Tu ricanes un peu, sans trop savoir pourquoi. Il y a juste des fois où ça fait tellement mal à l'intérieur. Tellement que tu ne peux pas faire autre chose que pleurer, et quand il n'y a plus de larmes, rire de ton désespoir. « Je sais, tu es venu chercher un peu de compagnie... » Tu viens lui susurrer ces mots à l'oreille, alors que tes doigts accrochent l'attache de son pantalon. Tu en défais doucement le bouton. « Est-ce qu'il te satisfait au moins ? Est-ce qu'il prend soin de toi comme moi j'ai pris soin de toi ? » Ton sourire ne ternit pas, et tranquillement, tu te laisses tomber à genoux devant lui. Voilà à quoi tu en es réduit Lyokha, vraiment ? C'est désolant. Tu es pathétique. Tu n'en as qu'à moitié conscience. Tu es juste... Désespérant, de bien des manières. Désespéré aussi. Tu es constamment en train de vaciller entre deux états ; l'euphorie recréée par les substances illicites, ou une envie de pleurer que tu ne peux taire. « Laisse-toi faire mon amour... » Tu ne te rends pas totalement compte de ce que tu fais. Pour toi, c'est presque naturel, presque normal. Pas pour lui apparemment, puisqu'il te saisit par le bras. Tu te redresses, il n'a pas l'air content, en tout cas, c'est l'idée que tu te fais. Tu n'aimes pas la manière dont il peut te serrer le bras, et pourtant, un n'aimerais pas qu'il te lâche. Le contact, aussi douloureux soit-il, reste un contact entre vous deux. Entre sa main et ton corps partiellement dénudé. La glace de ses doigts qui s'enroulent sur ta peau tiède. Tu restes figé un instant, mais lorsqu'il fait mine de vouloir te sortir de là, tu t'agites. Ton visage se tord dans une grimace dégoûtée, et tu cherches à le repousser. « Dégage ! » Que tu craches à son attention. Tu fais tout pour qu'il lâche prise, et par chance, tu parviens à te dégager de son emprise.
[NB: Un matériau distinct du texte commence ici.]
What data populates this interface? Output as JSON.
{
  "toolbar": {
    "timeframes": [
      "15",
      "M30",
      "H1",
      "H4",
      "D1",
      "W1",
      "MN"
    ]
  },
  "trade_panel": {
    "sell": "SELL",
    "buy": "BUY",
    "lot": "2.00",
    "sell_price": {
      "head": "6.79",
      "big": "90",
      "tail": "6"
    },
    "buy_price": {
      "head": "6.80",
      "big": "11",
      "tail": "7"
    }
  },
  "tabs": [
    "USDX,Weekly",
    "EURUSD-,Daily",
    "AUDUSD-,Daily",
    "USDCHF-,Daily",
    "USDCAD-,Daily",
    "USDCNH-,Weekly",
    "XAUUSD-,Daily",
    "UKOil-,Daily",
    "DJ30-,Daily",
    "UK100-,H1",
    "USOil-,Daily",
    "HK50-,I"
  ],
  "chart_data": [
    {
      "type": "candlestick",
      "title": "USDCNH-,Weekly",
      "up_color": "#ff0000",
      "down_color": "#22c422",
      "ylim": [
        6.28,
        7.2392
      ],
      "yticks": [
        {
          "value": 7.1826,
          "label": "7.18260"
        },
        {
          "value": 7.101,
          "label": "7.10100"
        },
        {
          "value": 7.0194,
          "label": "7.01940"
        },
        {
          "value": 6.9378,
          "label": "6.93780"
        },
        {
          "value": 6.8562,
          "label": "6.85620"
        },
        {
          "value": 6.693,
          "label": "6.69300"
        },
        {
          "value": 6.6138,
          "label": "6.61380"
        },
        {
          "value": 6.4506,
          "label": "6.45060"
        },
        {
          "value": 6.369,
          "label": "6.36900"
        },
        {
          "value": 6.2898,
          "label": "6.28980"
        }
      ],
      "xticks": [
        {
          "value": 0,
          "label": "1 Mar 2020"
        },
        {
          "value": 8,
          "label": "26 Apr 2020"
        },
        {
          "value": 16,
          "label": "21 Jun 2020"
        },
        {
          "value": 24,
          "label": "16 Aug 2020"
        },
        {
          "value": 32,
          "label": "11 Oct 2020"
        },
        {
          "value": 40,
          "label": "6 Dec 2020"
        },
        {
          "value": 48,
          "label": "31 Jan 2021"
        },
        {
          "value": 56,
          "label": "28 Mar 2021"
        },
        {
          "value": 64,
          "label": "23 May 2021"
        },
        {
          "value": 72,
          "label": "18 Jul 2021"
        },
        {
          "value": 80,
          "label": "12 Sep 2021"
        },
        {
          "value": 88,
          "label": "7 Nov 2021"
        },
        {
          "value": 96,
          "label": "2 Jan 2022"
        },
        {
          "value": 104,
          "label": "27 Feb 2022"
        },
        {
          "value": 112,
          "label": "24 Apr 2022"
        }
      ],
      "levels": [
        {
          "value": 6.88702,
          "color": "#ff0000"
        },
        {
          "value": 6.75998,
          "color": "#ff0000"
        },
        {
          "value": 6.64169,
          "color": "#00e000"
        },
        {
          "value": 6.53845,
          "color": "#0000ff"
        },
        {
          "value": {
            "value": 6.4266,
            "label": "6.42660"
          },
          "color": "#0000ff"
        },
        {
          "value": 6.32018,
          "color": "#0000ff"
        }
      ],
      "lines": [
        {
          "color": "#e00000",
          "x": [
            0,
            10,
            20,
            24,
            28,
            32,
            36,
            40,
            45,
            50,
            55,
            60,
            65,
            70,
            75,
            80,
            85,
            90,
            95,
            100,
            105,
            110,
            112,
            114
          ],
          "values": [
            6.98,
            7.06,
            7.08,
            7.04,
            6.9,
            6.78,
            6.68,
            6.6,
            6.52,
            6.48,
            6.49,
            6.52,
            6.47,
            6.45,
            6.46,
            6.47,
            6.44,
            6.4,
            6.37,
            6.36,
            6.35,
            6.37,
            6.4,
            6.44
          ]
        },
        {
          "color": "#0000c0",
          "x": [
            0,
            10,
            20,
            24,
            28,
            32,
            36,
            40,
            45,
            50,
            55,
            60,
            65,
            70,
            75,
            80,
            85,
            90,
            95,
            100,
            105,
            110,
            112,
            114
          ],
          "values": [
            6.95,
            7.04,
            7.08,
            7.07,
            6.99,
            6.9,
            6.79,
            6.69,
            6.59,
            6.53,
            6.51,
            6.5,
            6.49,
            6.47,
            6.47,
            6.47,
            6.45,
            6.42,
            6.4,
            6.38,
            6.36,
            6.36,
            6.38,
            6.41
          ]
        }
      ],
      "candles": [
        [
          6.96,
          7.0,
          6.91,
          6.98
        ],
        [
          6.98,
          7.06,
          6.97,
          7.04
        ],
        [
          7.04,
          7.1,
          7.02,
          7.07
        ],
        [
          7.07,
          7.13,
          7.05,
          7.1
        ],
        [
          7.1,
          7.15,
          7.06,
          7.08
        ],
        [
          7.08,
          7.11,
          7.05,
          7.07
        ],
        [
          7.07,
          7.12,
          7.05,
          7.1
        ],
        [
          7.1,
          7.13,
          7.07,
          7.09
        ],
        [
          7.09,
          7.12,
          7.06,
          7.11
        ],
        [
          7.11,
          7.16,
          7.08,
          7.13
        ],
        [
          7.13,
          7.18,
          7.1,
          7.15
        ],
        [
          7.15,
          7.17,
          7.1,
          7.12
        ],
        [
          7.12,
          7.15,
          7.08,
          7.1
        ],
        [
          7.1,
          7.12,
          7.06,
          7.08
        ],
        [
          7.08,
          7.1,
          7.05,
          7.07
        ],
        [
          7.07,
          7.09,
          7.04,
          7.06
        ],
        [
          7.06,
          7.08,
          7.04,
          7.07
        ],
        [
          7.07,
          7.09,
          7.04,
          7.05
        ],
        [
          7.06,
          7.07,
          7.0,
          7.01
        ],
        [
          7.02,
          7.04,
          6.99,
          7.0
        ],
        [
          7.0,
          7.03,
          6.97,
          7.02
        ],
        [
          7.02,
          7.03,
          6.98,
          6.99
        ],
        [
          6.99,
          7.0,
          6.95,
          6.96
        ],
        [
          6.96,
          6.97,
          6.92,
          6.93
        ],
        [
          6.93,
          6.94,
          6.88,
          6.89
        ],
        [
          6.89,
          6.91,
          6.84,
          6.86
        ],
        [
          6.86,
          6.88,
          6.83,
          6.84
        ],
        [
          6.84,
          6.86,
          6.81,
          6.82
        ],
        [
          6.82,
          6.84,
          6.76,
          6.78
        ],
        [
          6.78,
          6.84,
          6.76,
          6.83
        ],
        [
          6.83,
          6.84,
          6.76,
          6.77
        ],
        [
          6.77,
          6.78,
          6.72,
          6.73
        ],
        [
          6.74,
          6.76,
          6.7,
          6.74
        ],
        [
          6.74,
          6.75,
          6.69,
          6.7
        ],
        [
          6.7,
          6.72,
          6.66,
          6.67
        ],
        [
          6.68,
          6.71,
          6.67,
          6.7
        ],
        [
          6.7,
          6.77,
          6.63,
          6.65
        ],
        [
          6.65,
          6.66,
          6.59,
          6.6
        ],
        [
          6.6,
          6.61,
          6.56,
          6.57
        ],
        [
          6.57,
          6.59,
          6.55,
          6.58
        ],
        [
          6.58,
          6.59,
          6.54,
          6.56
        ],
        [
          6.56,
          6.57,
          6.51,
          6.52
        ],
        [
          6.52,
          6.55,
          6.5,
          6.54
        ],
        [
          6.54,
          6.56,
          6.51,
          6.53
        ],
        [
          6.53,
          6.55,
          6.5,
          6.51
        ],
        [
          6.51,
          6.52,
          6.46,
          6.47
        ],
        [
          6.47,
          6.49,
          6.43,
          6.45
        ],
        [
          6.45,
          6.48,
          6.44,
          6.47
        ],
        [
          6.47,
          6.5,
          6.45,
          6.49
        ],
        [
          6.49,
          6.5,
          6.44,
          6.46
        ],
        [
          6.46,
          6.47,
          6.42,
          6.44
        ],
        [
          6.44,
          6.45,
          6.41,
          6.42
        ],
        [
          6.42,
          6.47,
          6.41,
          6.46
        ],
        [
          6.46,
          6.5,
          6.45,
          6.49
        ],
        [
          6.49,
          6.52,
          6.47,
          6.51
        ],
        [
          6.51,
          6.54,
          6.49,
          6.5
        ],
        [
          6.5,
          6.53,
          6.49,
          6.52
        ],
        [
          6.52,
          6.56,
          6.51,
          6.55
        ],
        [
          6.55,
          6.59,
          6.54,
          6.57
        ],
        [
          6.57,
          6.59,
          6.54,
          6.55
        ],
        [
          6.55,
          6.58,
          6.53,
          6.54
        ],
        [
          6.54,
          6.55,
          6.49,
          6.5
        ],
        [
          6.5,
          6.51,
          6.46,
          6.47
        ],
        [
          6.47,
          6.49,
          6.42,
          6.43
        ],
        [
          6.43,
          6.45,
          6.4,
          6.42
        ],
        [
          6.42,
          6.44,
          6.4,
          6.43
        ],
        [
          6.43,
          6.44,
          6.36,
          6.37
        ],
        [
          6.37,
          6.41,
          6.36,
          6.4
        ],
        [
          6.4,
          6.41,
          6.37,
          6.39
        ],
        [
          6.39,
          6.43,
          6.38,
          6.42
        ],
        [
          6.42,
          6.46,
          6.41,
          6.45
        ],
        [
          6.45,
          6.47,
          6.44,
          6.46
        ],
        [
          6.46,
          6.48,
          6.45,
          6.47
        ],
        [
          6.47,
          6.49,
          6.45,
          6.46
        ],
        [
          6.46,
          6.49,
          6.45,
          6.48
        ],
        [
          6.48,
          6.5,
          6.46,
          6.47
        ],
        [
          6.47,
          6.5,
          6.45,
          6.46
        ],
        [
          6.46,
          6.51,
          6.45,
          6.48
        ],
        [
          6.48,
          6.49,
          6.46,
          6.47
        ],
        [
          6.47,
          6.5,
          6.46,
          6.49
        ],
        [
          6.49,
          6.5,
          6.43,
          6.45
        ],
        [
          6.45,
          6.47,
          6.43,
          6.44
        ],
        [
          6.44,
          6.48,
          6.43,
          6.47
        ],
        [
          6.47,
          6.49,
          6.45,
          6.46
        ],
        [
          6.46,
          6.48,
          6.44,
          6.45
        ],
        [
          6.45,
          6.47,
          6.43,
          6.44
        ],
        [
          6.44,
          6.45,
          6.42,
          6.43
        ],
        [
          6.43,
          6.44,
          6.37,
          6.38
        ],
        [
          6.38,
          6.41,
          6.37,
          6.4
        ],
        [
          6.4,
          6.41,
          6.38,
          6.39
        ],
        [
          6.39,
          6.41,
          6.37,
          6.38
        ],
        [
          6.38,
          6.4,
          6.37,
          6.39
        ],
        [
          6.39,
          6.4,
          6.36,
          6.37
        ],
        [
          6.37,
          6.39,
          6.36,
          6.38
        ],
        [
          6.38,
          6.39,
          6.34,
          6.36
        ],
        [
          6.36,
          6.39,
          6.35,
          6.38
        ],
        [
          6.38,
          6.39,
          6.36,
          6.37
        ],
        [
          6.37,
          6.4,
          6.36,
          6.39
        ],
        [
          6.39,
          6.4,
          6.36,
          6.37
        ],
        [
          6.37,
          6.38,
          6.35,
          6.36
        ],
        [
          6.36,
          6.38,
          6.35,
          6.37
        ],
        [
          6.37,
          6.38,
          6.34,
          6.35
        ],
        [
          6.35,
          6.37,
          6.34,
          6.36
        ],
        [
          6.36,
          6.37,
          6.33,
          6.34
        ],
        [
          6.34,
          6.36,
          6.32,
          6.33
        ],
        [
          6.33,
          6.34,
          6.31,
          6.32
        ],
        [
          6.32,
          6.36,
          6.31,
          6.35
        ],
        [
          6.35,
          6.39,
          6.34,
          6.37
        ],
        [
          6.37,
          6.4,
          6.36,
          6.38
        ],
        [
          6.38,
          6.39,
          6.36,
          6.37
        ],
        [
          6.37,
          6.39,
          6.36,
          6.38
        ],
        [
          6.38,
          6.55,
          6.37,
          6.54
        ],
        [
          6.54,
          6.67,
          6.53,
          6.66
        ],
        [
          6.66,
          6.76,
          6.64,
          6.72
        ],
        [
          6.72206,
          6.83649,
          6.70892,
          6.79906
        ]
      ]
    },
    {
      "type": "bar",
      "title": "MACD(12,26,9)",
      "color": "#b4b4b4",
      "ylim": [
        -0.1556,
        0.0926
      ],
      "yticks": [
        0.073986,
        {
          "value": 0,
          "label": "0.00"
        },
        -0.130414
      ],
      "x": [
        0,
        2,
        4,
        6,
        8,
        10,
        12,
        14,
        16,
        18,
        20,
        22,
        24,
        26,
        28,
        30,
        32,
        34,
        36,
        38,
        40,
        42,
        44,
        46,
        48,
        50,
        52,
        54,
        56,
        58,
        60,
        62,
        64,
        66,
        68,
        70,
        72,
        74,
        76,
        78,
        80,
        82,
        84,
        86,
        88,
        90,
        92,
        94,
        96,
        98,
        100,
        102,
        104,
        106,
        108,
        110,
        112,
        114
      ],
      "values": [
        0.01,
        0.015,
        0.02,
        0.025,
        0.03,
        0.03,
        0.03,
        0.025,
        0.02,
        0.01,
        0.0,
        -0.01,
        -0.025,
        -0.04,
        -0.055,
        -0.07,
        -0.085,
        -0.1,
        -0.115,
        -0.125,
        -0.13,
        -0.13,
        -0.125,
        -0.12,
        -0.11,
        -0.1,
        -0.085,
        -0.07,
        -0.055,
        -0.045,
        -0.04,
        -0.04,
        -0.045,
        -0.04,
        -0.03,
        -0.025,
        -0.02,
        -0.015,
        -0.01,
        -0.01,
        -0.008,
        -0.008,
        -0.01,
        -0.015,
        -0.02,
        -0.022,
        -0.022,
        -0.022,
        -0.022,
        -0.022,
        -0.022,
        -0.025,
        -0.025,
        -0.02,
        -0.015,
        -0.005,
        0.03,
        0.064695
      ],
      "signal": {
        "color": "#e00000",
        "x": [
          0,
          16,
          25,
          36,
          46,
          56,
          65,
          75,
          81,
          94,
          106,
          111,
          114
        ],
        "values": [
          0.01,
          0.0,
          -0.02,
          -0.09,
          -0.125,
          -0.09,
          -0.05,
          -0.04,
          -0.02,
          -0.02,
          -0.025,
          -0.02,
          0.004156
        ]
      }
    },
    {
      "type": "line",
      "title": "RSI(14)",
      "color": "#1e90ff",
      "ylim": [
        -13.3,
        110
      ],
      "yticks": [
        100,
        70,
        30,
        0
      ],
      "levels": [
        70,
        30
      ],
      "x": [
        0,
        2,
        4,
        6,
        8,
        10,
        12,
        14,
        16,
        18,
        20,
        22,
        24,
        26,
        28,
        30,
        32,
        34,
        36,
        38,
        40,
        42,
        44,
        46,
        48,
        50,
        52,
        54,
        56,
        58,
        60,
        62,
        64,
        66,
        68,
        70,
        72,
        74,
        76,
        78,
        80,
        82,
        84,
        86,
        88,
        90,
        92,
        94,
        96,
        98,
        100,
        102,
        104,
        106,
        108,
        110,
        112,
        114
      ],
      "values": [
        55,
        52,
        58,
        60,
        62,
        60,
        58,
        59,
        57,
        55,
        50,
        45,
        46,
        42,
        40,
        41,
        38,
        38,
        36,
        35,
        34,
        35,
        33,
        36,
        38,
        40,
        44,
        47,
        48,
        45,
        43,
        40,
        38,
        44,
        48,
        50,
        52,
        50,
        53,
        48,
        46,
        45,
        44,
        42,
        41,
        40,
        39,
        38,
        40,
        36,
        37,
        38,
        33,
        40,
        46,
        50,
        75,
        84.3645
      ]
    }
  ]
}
Tu t'écartes maladroitement de lui, butant contre ton lit. Tu te reprends, chancelant sur tes propres pieds, et tu passes de l'autre côté du matelas, histoire d'être hors de portée. « Qu'est-ce que t'es venu chercher, hein ? » Ta voix déraille un peu. Tu es plus agressif que de raison. Tu changes d'humeur d'un instant sur l'autre... C'est difficile de te suivre, même si tu ne sembles pas t'en préoccuper réellement, de ce que les gens en pensent. Tu réfléchis, tu essayes de comprendre ce qui l'a amené là réellement, refusant d'imaginer que c'est juste pour toi. Tu te demandes ce qu'il pourrait bien te vouloir. Une grande partie de ce que tu possédais, tu lui as légué. La bague de mariage, tu lui as envoyée à la face lors de votre dernière rencontre. Alors que peut-il vouloir de plus ?  À moins que tout cela ne soit qu'un jeu pervers pour te torturer un peu plus, tu ne vois pas. Enfin... Si. Il y a bien quelque chose qui te revient soudainement. Tu sais ce que tu as pris, et tu n'as pas rendu ; la voiture qui a servi pour ta fuite. Tu serres les dents. Tu as envie de lui crier dessus, mais pourtant tu te contiens. Tu ne savais pas qu'il pouvait être égoïste à ce point. Venir te chercher jusqu'ici pour une voiture, alors que tu as laissé derrière toi une grande collection qui pourrait lui servir. Oh, mais tu es bête, il a sûrement tout dilapidé. « Oh je sais... » Tu hoches la tête, et tu te précipites vers un petit meuble miteux, une commode d'un côté de la pièce. Tu fouilles dessus, entre les bouquins, les fringues et les pièces de monnaie qui tiennent en équilibre. Tu retrouves enfin les clés, et tu n'as aucun scrupule à lui jeter au visage. « Maintenant dégage. » Tu te grattes nerveusement l'intérieur d'un de tes bras, où demeurent quelques traces de seringue. Qu'importe. Qu'il s'en aille, qu'il te laisse pour de bon, tu ne veux plus souffrir.